At the close of the Legislative Session, Gov. Ron DeSantis batted back concerns about possible lawsuits arising from some of the most contentious bills passed this year.
“There’s a cottage industry of lawsuits. That’s what happens when you do this,” DeSantis told reporters in the Capitol rotunda after the hankie dropped to signify the end of the 2021 Legislative Session.
No less than two days after DeSantis signed House Bill 1, a bill to create new penalties for protesters, civil rights lawyers filed a challenge arguing the law infringes on the “peaceful expression of speech.”
“The HB 1 lawsuit, I don’t think is viable. I think we’ll ultimately win that one,” DeSantis told reporters.
Democrats have called other Republican-backed bills unconstitutional, like an elections overhaul bill passed along party lines.
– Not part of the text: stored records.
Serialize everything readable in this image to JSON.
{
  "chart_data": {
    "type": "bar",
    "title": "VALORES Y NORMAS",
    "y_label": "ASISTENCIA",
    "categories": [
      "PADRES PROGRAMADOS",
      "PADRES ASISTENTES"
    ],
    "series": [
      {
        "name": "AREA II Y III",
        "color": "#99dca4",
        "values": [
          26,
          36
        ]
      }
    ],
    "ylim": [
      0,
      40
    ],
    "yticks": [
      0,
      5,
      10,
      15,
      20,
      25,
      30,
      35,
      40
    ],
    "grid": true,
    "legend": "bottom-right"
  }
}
The Governor said Friday he will sign that bill.
“I think the election stuff we’ve done, understanding that of course there’s always going to be challenges, but I think they were really attentive to some of the pitfalls, and I think that’ll pass muster as well,” DeSantis said.
DeSantis said he expects a challenge to a bill passed this Session dealing with campaign finance (SB 1890) that puts a limit on contributions made to political committees sponsoring or opposing a constitutional amendment on a ballot.
“I think it strikes a good balance because you do have the ability to speak, but we also want it to be more of a grassroot thing,” DeSantis said.
But in response to a question from a reporter asking about the transgender athlete ban, DeSantis would not discuss the constitutionality of the ban.
But a similar law has played out in another state. A ban on transgender athletes passed by the Idaho Legislature is similar to the one Florida passed this Session. The ban in Idaho was blocked by a federal court. A lawsuit challenging the legality is underway.
Florida’s bill, provided DeSantis makes good on his promise to sign it, would block transgender girls and women from competing on girls’ and women’s sports teams. After the original bill stalled in the Senate, a somewhat watered down version passed when lawmakers added it as an amendment to an unrelate bill dealing with charter schools — a move that enraged critics.